One such disconnect is the way first contact with aliens is typically treated in fiction compared to how "aliens" on Earth are thought of and treated. While used in fiction to refer to extraterrestrials, Womack said that the initial meaning of the word "alien" simply referred to people on Earth who were different. "Even how we use it today around illegal aliens, or undocumented workers, I think it refers to a certain mentality around differences," said Womack.

Science fiction often imagines the enlightened, positive meeting of humans and an alien species, and the panelists said this approach to meeting beings different from ourselves should be brought to our everyday experiences. This will help us search for commonalities among humans instead of differences, and imagining ourselves as intergalactic beings unified by a sense of responsibility to something greater than ourselves can be an empowering experience for people, Womack said.

This acceptance of differences  is important not only at the interpersonal level, but also at the level of linguistics, said Marc Okrand, a linguist known for creating "Star Trek's" Klingon language

"Someone asked me, 'Of all the things invented for "Star Trek," what would you like to have be the most real one?'" said Okrand. "I think everyone expected me to say universal translator. But it's not [what I'd choose], because if everyone is only ever hearing in the same language all the time and not having to do a translation on their own, they're not getting the [other] perspectives."

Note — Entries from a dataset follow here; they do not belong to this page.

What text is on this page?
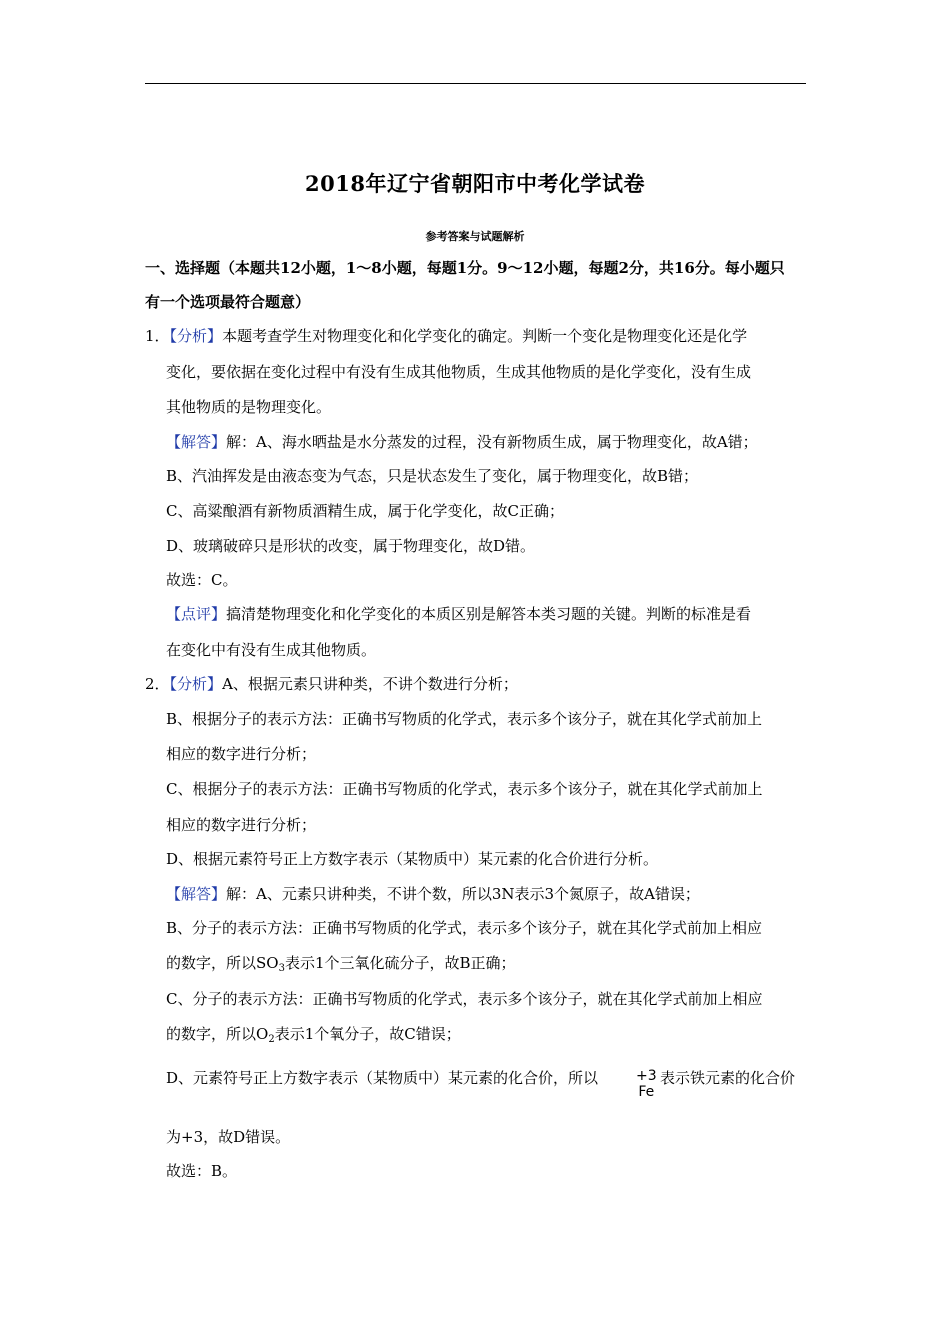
2018年辽宁省朝阳市中考化学试卷
参考答案与试题解析
一、选择题（本题共12小题，1～8小题，每题1分。9～12小题，每题2分，共16分。每小题只
有一个选项最符合题意）
1．【分析】本题考查学生对物理变化和化学变化的确定。判断一个变化是物理变化还是化学
变化，要依据在变化过程中有没有生成其他物质，生成其他物质的是化学变化，没有生成
其他物质的是物理变化。
【解答】解：A、海水晒盐是水分蒸发的过程，没有新物质生成，属于物理变化，故A错；
B、汽油挥发是由液态变为气态，只是状态发生了变化，属于物理变化，故B错；
C、高粱酿酒有新物质酒精生成，属于化学变化，故C正确；
D、玻璃破碎只是形状的改变，属于物理变化，故D错。
故选：C。
【点评】搞清楚物理变化和化学变化的本质区别是解答本类习题的关键。判断的标准是看
在变化中有没有生成其他物质。
2．【分析】A、根据元素只讲种类，不讲个数进行分析；
B、根据分子的表示方法：正确书写物质的化学式，表示多个该分子，就在其化学式前加上
相应的数字进行分析；
C、根据分子的表示方法：正确书写物质的化学式，表示多个该分子，就在其化学式前加上
相应的数字进行分析；
D、根据元素符号正上方数字表示（某物质中）某元素的化合价进行分析。
【解答】解：A、元素只讲种类，不讲个数，所以3N表示3个氮原子，故A错误；
B、分子的表示方法：正确书写物质的化学式，表示多个该分子，就在其化学式前加上相应
的数字，所以$SO_3$表示1个三氧化硫分子，故B正确；
C、分子的表示方法：正确书写物质的化学式，表示多个该分子，就在其化学式前加上相应
的数字，所以$O_2$表示1个氧分子，故C错误；
D、元素符号正上方数字表示（某物质中）某元素的化合价，所以	+3
Fe
表示铁元素的化合价
为+3，故D错误。
故选：B。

While framed around the discussion of fiction at this panel, these ideas of including other perspectives resonated throughout the Beyond the Cradle conference. Ariel Ekblaw, the coordinator of the conference and founder of the Media Lab's Space Exploration Initiative, said the focus of the day was to explore ways to democratize space and make it accessible not only to people all around the world, but also across many disciplines, including technology, art and design. 

"The idea is to show that gradient [of expertise], but not siloed" Ekblaw told, "to show [everyone] all here together, talking together and co-designing the future of space." 

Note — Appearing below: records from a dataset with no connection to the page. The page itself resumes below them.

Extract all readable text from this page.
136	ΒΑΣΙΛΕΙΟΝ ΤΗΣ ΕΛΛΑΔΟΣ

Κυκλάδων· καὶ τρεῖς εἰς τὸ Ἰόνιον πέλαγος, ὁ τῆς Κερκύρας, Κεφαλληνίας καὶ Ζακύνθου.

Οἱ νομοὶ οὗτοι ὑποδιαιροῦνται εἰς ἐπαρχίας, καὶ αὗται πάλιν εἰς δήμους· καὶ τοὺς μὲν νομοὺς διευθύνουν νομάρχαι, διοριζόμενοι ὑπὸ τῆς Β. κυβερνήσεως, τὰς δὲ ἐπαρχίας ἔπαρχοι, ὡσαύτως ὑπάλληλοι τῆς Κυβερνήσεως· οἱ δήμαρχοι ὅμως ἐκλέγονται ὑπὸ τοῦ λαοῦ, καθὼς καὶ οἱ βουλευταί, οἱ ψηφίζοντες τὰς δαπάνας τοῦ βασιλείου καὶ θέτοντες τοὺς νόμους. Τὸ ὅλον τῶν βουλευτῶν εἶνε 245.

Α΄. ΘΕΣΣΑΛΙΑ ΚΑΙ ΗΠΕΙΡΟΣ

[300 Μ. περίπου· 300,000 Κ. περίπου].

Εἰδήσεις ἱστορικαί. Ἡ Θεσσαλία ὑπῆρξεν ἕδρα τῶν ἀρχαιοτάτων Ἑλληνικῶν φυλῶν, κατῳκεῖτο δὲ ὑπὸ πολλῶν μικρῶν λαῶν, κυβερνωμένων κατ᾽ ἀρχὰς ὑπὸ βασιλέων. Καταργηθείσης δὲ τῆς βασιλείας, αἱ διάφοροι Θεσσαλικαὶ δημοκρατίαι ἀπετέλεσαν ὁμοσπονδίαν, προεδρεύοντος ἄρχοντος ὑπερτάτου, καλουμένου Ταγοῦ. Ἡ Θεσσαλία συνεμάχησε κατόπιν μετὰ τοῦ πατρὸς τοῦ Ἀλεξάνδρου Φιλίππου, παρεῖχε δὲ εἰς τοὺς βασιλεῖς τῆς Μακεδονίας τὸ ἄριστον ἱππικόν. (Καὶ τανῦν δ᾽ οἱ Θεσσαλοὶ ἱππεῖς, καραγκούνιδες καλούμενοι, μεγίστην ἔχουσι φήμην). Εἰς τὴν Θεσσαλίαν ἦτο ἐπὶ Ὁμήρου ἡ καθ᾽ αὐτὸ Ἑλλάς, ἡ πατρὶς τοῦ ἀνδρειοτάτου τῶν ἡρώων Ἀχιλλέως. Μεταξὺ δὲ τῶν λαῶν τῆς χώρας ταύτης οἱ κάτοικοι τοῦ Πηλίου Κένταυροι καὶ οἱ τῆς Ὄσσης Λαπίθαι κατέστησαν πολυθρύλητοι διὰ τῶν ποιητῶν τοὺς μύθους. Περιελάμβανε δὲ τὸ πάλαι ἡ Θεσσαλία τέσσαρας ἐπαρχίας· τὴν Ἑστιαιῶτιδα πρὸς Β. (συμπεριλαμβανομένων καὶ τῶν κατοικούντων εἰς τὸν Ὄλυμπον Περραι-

Suarez addresses a growing urgency for grappling with this future in his sci-fi novels. He does so by exploring the impact of impending rapid technological change, such as the development of asteroid mining

"In many ways, we're living in a sci-fi future already," Suarez said at the panel. "So, I try to bring my readers through the issues and challenges we're going to be facing." 

Suarez's approach combines technology and culture to imagine a future where humanity can believe in a common goal, like creating industry opportunities in space, and finally imagine themselves as a single human race.

Imagining being a part of an intergalactic community via fiction can be particularly poignant for communities like the African diaspora, Womack said, because it can help people feel like they have a stake in these stories and their futures. 

"I know a lot of people have been encouraged not to use their imagination," Womack said, "[but] imagination can be a tool of resilience to help people push beyond their circumstances so that they can even envision a future. And envisioning a future then inspires them to feel like they have agency in that future and take steps to create the kind of world that values humanity."